No ano de 1984, a parte geral do Código Penal sofreu significativa reforma, sendo integralmente revogada, trazendo alteração nas regras de aplicação da pena.
No tocante ao cálculo da pena de prisão, adotou-se expressamente o sistema trifásico idealizado por Nélson Hungria, em que a fixação do quantum de pena atribuída ao condenado é realizada em três momentos distintos, quais sejam, a pena-base, a pena provisória e a pena definitiva.
Atualmente, as regras previstas no Código Penal precisam ser interpretadas à luz dos princípios estabelecidos pela Constituição da República, a fim de se evitar violações aos direitos e garantias individuais do cidadão.
Conhecer a evolução histórica da legislação brasileira sobre a aplicação da pena nos permite evitar abusos e retrocessos na interpretação da atual sistemática do tema, e nos permite também buscar sempre aperfeiçoar as regras sobre a dosimetria da reprimenda penal.
Bibliografia
GARCIA, Basileu. Instituições de direito penal. vol. I, tomo II. 6ª ed. São Paulo: Max Limonard, 1982.

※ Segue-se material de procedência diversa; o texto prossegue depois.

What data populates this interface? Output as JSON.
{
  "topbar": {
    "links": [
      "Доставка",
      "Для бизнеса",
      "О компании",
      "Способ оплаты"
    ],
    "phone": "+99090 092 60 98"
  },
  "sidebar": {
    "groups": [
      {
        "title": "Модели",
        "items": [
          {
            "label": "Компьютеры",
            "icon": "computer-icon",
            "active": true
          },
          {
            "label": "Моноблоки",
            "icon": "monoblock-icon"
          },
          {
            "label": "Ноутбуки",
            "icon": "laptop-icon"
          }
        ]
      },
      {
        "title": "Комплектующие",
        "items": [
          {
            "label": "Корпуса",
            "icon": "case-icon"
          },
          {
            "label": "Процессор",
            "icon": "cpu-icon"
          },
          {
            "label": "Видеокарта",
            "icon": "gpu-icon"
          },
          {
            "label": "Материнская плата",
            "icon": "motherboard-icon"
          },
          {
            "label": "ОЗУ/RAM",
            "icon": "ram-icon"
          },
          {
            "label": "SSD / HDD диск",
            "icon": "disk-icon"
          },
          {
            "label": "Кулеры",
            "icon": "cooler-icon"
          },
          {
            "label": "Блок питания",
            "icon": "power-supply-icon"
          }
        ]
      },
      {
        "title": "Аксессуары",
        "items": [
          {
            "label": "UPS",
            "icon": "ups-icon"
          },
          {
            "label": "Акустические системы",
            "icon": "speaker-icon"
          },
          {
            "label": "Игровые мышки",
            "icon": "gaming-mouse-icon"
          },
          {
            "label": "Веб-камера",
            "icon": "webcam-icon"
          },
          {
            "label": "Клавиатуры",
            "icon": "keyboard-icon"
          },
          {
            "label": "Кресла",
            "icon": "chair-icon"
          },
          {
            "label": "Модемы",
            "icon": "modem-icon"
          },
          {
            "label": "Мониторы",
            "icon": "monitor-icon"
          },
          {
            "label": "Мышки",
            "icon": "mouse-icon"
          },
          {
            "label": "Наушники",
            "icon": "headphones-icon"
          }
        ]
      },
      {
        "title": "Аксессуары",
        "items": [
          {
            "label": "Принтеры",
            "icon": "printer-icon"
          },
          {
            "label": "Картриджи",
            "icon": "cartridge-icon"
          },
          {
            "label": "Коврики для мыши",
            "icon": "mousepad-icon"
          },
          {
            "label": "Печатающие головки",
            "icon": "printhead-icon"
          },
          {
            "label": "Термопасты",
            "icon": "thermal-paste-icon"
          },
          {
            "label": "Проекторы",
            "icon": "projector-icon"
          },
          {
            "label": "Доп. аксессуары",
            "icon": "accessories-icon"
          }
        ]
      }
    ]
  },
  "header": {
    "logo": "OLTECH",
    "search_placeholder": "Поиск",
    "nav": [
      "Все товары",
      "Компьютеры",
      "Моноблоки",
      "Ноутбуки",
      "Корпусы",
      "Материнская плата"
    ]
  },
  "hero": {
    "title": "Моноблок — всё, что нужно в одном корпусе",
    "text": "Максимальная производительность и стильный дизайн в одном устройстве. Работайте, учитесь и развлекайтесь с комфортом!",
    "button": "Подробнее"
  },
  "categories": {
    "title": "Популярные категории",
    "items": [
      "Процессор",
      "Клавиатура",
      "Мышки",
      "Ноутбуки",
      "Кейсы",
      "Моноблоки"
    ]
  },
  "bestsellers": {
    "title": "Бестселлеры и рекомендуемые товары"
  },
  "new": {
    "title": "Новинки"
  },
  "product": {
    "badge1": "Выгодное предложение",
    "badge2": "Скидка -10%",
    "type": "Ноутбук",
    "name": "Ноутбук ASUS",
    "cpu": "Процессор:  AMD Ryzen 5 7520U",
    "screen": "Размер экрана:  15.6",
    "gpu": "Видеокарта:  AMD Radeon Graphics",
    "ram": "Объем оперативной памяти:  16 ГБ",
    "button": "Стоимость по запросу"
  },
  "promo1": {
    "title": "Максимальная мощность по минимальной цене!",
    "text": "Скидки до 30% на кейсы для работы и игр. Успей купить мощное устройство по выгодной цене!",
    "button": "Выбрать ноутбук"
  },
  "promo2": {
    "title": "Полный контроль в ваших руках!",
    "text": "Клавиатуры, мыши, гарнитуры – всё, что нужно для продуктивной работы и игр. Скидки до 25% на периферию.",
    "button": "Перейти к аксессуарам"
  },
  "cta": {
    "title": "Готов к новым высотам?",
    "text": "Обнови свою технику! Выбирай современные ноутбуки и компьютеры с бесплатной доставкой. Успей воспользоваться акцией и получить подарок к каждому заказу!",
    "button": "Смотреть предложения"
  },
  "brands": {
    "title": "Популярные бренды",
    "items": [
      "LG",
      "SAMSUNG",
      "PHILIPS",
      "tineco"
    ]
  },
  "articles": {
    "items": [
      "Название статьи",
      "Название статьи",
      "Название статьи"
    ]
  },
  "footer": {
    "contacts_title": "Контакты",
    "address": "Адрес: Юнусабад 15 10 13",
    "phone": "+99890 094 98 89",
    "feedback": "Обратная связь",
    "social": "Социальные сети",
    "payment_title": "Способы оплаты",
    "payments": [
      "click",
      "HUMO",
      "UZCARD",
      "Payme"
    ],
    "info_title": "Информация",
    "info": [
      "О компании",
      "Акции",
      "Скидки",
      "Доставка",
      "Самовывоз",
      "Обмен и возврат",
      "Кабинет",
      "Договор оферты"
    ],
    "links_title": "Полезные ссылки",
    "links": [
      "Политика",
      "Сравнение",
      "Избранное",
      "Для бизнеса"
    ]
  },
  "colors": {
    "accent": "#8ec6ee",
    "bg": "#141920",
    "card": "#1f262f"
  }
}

GARCIA, Basileu. Instituições de direito penal. vol. I, tomo II. 2ª ed. São Paulo: Max Limonard, 1952.
PIERANGELI, José Henrique. Códigos penais do Brasil: evolução histórica. 2ª ed. 2ª tiragem. São Paulo: Revista dos Tribunais, 2004.
Notas
1 Instituições de direito penal, vol. I, tomo II, p. 468.
2 Instituições de direito penal, vol. I, tomo I, p. 126.
3 Embora em 1514 tenha sido editada a 1ª edição completa das Ordenações Manuelinas, o certo é que ela “não satisfez a expectativa de D. Manuel que, por tal razão, mandou inutilizar todos os exemplares, com exceção daquele encontrável na Torre do Tombo. Em seguida, o monarca nomeou nova comissão para a elaboração da coletânea”, que foi publicada em 11 de março de 1521. (José Henrique PIERANGELI, Códigos penais do Brasil, p. 54).
4 Ensina PIERANGELI que “as Ordenações Afonsinas nenhuma aplicação tiveram no Brasil, pois quando em 1521 foram revogadas pelas Ordenações Manuelinas, nenhum núcleo colonizador havia se instalado no nosso país” e “o Direito empregado, no período das capitanias hereditárias, na prática, era quase o arbítrio dos donatários” (op. cit. p. 61).
5 José Henrique PIERANGELI, Códigos penais do Brasil. p. 58.
6 Instituições de direito penal, vol. I, tomo II, p. 469.